Just a week before, his 7-year-old business, Twenty-Four Hours Courier Inc., had moved into the spacious, newly carpeted Midtown office. It all began in 1991 when Rafeek, the oldest of four children, and a partner set up business in a $400-a-month, 12-foot by 15-foot room on 14th Street.

He left a job with a courier service to go on his own, starting out with one van, one employee and a $5,000 loan. His father taught him how to get around the city.

"I knocked on doors. The first day, we only did two deliveries," he said.

He didn't take a salary. His wife Shafi had a job that covered living expenses for the couple and their three children. Rafeek and his partner ran into difficulties trying to grow the operation.

"The people who promised to give me business didn't give me any," he said. "And the banks didn't want to touch it." But help was available. "One of the major reasons for my success is my involvement in trade associations," Rafeek said.

He's a director of the Caribbean American Chamber of Commerce and Industry and treasurer of the New York State Messenger Courier Association.

"By being with my trade associations, mixing with people from the industry, attending national conventions and stuff like that you can share experiences and learn," he said.

"That is what enhanced my business." He sought clients in the advertising, publishing, printing, and airline industries, in legal and graphic-arts firms.

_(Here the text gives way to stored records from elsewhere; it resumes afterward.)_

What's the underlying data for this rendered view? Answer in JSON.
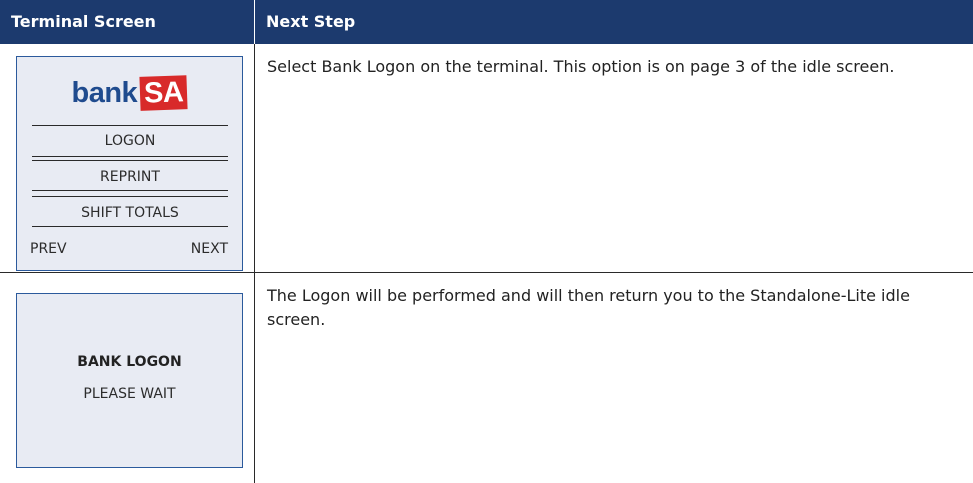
{
  "header": {
    "col1": "Terminal Screen",
    "col2": "Next Step"
  },
  "rows": [
    {
      "screen": {
        "logo_bank": "bank",
        "logo_sa": "SA",
        "menu": [
          "LOGON",
          "REPRINT",
          "SHIFT TOTALS"
        ],
        "prev": "PREV",
        "next": "NEXT"
      },
      "step": "Select Bank Logon on the terminal. This option is on page 3 of the idle screen."
    },
    {
      "screen": {
        "title": "BANK LOGON",
        "subtitle": "PLEASE WAIT"
      },
      "step": "The Logon will be performed and will then return you to the Standalone-Lite idle screen."
    }
  ],
  "colors": {
    "header_bg": "#1c3a6e",
    "screen_bg": "#e8ebf3",
    "screen_border": "#2b5a9c",
    "logo_blue": "#1f4b8e",
    "logo_red": "#d82a2a"
  }
}
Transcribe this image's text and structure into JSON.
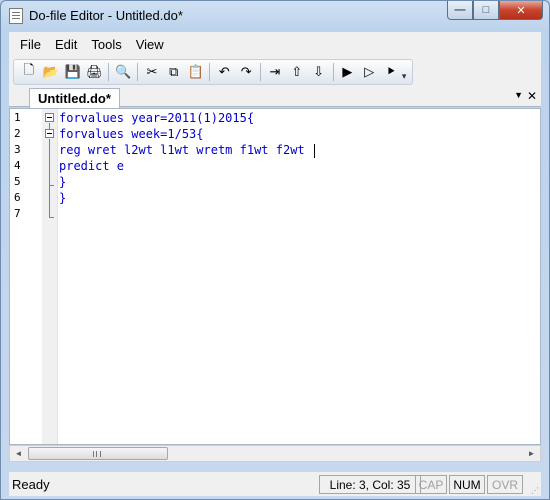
{
  "window": {
    "title": "Do-file Editor - Untitled.do*",
    "controls": {
      "minimize": "—",
      "maximize": "□",
      "close": "✕"
    }
  },
  "menu": [
    "File",
    "Edit",
    "Tools",
    "View"
  ],
  "toolbar": {
    "buttons": [
      {
        "name": "new-file-icon",
        "glyph": "🗋"
      },
      {
        "name": "open-folder-icon",
        "glyph": "📂"
      },
      {
        "name": "save-icon",
        "glyph": "💾"
      },
      {
        "name": "print-icon",
        "glyph": "🖨"
      },
      {
        "name": "find-icon",
        "glyph": "🔍"
      },
      {
        "name": "cut-icon",
        "glyph": "✂"
      },
      {
        "name": "copy-icon",
        "glyph": "⧉"
      },
      {
        "name": "paste-icon",
        "glyph": "📋"
      },
      {
        "name": "undo-icon",
        "glyph": "↶"
      },
      {
        "name": "redo-icon",
        "glyph": "↷"
      },
      {
        "name": "indent-icon",
        "glyph": "⇥"
      },
      {
        "name": "move-up-icon",
        "glyph": "⇧"
      },
      {
        "name": "move-down-icon",
        "glyph": "⇩"
      },
      {
        "name": "do-all-icon",
        "glyph": "▶"
      },
      {
        "name": "execute-icon",
        "glyph": "▷"
      },
      {
        "name": "run-icon",
        "glyph": "⯈"
      }
    ],
    "more": "▾"
  },
  "tab": {
    "label": "Untitled.do*",
    "arrow": "▼",
    "close": "✕"
  },
  "editor": {
    "line_numbers": [
      "1",
      "2",
      "3",
      "4",
      "5",
      "6",
      "7"
    ],
    "lines": [
      "forvalues year=2011(1)2015{",
      "forvalues week=1/53{",
      "reg wret l2wt l1wt wretm f1wt f2wt ",
      "predict e",
      "}",
      "}",
      ""
    ],
    "cursor_line": 3,
    "text_color": "#0000cc"
  },
  "scrollbar": {
    "left": "◄",
    "right": "►"
  },
  "status": {
    "text": "Ready",
    "position": "Line: 3, Col: 35",
    "cap": "CAP",
    "num": "NUM",
    "ovr": "OVR"
  }
}
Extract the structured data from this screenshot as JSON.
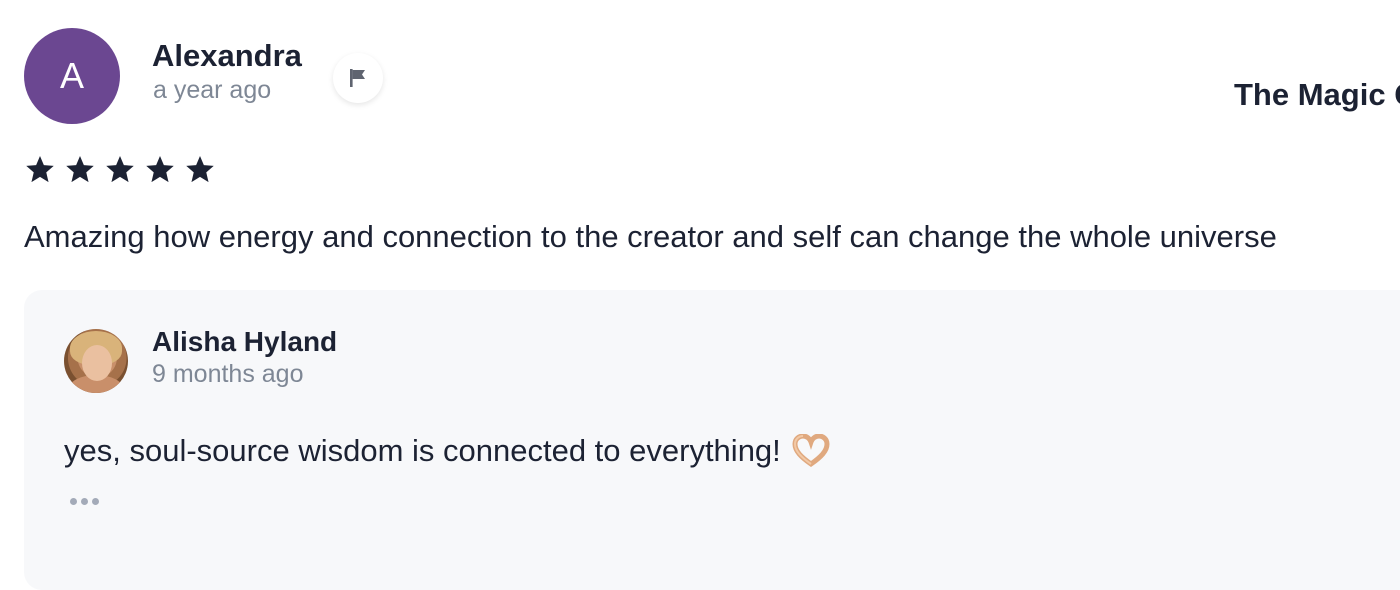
{
  "review": {
    "avatar_letter": "A",
    "author": "Alexandra",
    "time": "a year ago",
    "rating": 5,
    "text": "Amazing how energy and connection to the creator and self can change the whole universe",
    "flag_icon": "flag-icon",
    "star_color": "#1c2233",
    "avatar_color": "#6b4791"
  },
  "course": {
    "title": "The Magic C"
  },
  "reply": {
    "author": "Alisha Hyland",
    "time": "9 months ago",
    "text": "yes, soul-source wisdom is connected to everything!",
    "emoji_icon": "heart-hands-icon",
    "more_icon": "ellipsis-icon"
  }
}
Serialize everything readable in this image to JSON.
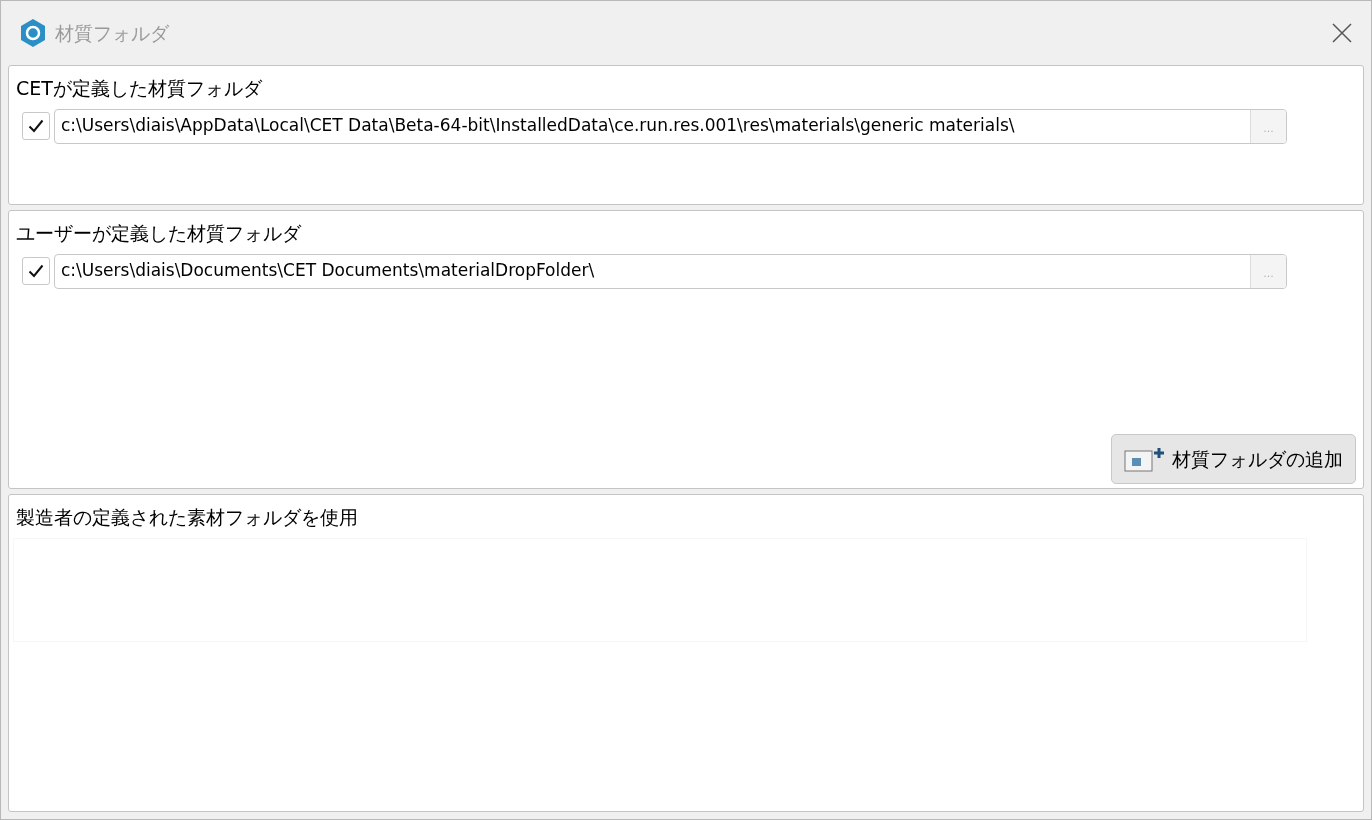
{
  "window": {
    "title": "材質フォルダ"
  },
  "cet_folders": {
    "title": "CETが定義した材質フォルダ",
    "folders": [
      {
        "checked": true,
        "path": "c:\\Users\\diais\\AppData\\Local\\CET Data\\Beta-64-bit\\InstalledData\\ce.run.res.001\\res\\materials\\generic materials\\",
        "browse_label": "..."
      }
    ]
  },
  "user_folders": {
    "title": "ユーザーが定義した材質フォルダ",
    "folders": [
      {
        "checked": true,
        "path": "c:\\Users\\diais\\Documents\\CET Documents\\materialDropFolder\\",
        "browse_label": "..."
      }
    ],
    "add_button": "材質フォルダの追加"
  },
  "manufacturer_folders": {
    "title": "製造者の定義された素材フォルダを使用"
  }
}
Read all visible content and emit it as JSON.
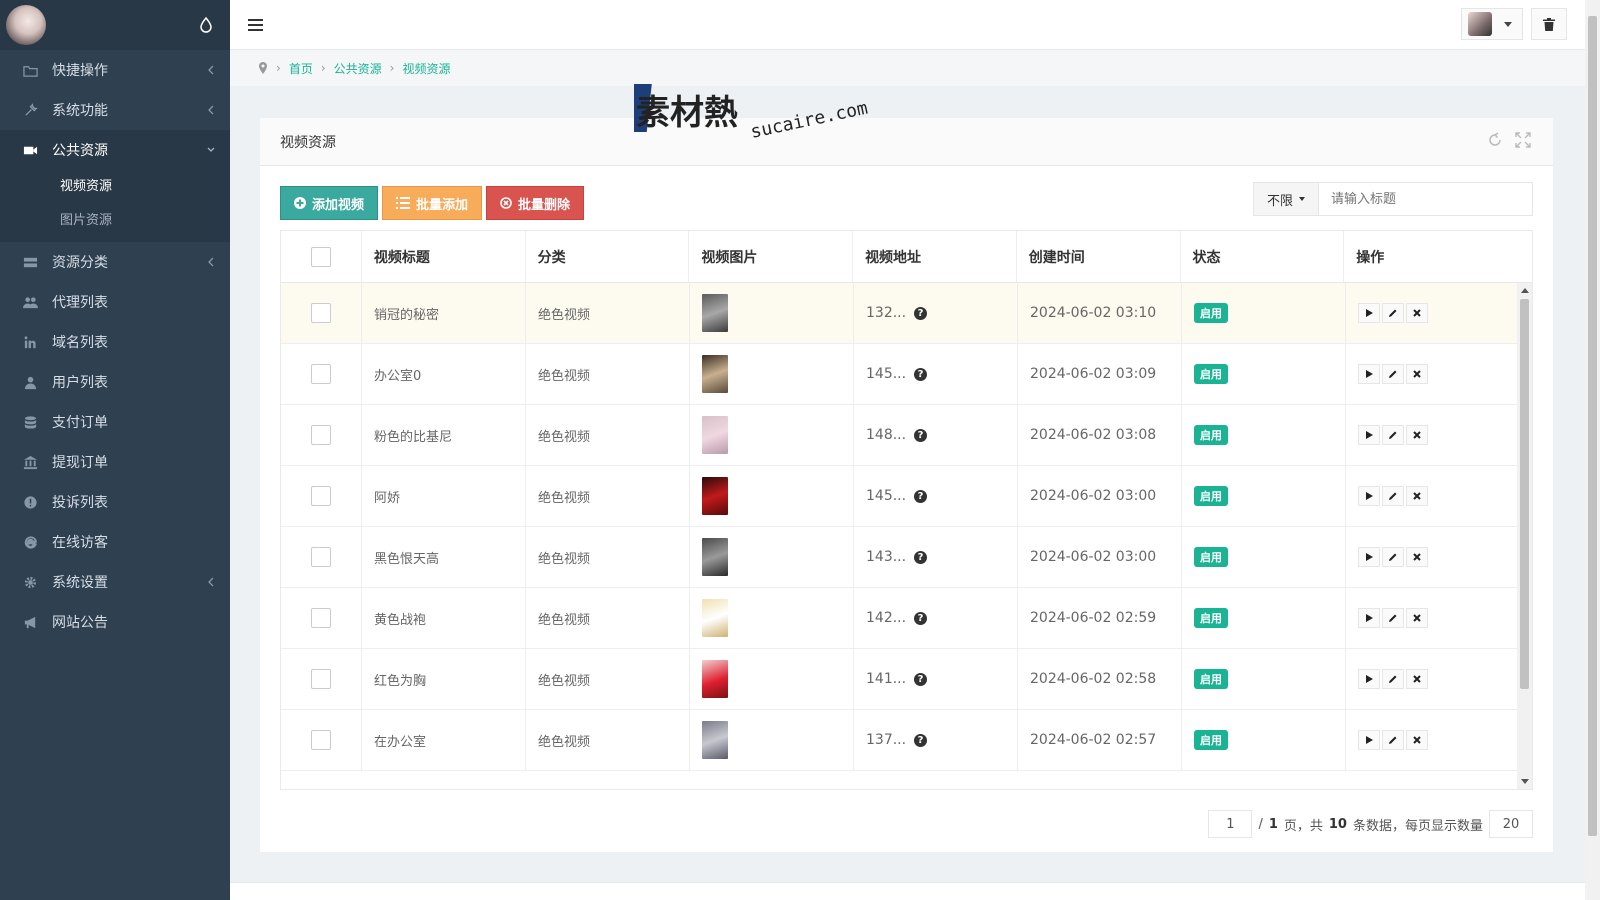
{
  "sidebar": {
    "items": [
      {
        "label": "快捷操作",
        "icon": "folder-icon",
        "has_children": true
      },
      {
        "label": "系统功能",
        "icon": "wrench-icon",
        "has_children": true
      },
      {
        "label": "公共资源",
        "icon": "video-camera-icon",
        "has_children": true,
        "active": true,
        "children": [
          {
            "label": "视频资源",
            "current": true
          },
          {
            "label": "图片资源"
          }
        ]
      },
      {
        "label": "资源分类",
        "icon": "list-icon",
        "has_children": true
      },
      {
        "label": "代理列表",
        "icon": "users-icon"
      },
      {
        "label": "域名列表",
        "icon": "linkedin-icon"
      },
      {
        "label": "用户列表",
        "icon": "user-icon"
      },
      {
        "label": "支付订单",
        "icon": "database-icon"
      },
      {
        "label": "提现订单",
        "icon": "bank-icon"
      },
      {
        "label": "投诉列表",
        "icon": "alert-circle-icon"
      },
      {
        "label": "在线访客",
        "icon": "ie-icon"
      },
      {
        "label": "系统设置",
        "icon": "gear-icon",
        "has_children": true
      },
      {
        "label": "网站公告",
        "icon": "bullhorn-icon"
      }
    ]
  },
  "breadcrumb": [
    "首页",
    "公共资源",
    "视频资源"
  ],
  "panel": {
    "title": "视频资源"
  },
  "watermark": {
    "brand": "素材熱",
    "domain": "sucaire.com"
  },
  "toolbar": {
    "add_label": "添加视频",
    "batch_label": "批量添加",
    "delete_label": "批量删除"
  },
  "search": {
    "filter_label": "不限",
    "placeholder": "请输入标题"
  },
  "table": {
    "headers": [
      "视频标题",
      "分类",
      "视频图片",
      "视频地址",
      "创建时间",
      "状态",
      "操作"
    ],
    "rows": [
      {
        "title": "销冠的秘密",
        "category": "绝色视频",
        "url": "132...",
        "time": "2024-06-02 03:10",
        "status": "启用"
      },
      {
        "title": "办公室0",
        "category": "绝色视频",
        "url": "145...",
        "time": "2024-06-02 03:09",
        "status": "启用"
      },
      {
        "title": "粉色的比基尼",
        "category": "绝色视频",
        "url": "148...",
        "time": "2024-06-02 03:08",
        "status": "启用"
      },
      {
        "title": "阿娇",
        "category": "绝色视频",
        "url": "145...",
        "time": "2024-06-02 03:00",
        "status": "启用"
      },
      {
        "title": "黑色恨天高",
        "category": "绝色视频",
        "url": "143...",
        "time": "2024-06-02 03:00",
        "status": "启用"
      },
      {
        "title": "黄色战袍",
        "category": "绝色视频",
        "url": "142...",
        "time": "2024-06-02 02:59",
        "status": "启用"
      },
      {
        "title": "红色为胸",
        "category": "绝色视频",
        "url": "141...",
        "time": "2024-06-02 02:58",
        "status": "启用"
      },
      {
        "title": "在办公室",
        "category": "绝色视频",
        "url": "137...",
        "time": "2024-06-02 02:57",
        "status": "启用"
      }
    ]
  },
  "pagination": {
    "current": "1",
    "total_pages": "1",
    "total_records": "10",
    "per_page": "20",
    "sep_text": "/",
    "page_unit": "页，共",
    "records_unit": "条数据，每页显示数量"
  },
  "colors": {
    "sidebar": "#2f4050",
    "accent": "#1ab394",
    "add": "#3aa99f",
    "batch": "#f8ac59",
    "delete": "#d9534f"
  }
}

The business developed, and in 18 months, Rafeek bought out his partner. He moved to a bigger space on 37th Street and last year opened another dispatch office in Wall Street. Today, the firm does 900 to 1,000 deliveries a day, and Rafeek is forecasting growth to $10 million in gross sales within four years.

Now, Rafeek, who was a delegate to the 1995 White House Conference on Small Business, is looking to help others with his expertise. "I want to see other immigrants do business," he said. "Business is the backbone that can make immigrant communities stronger."

He added: "The moment I feel most proud of was at the White House conference when I stood on the balcony of the State Department and realized that I have come a long way."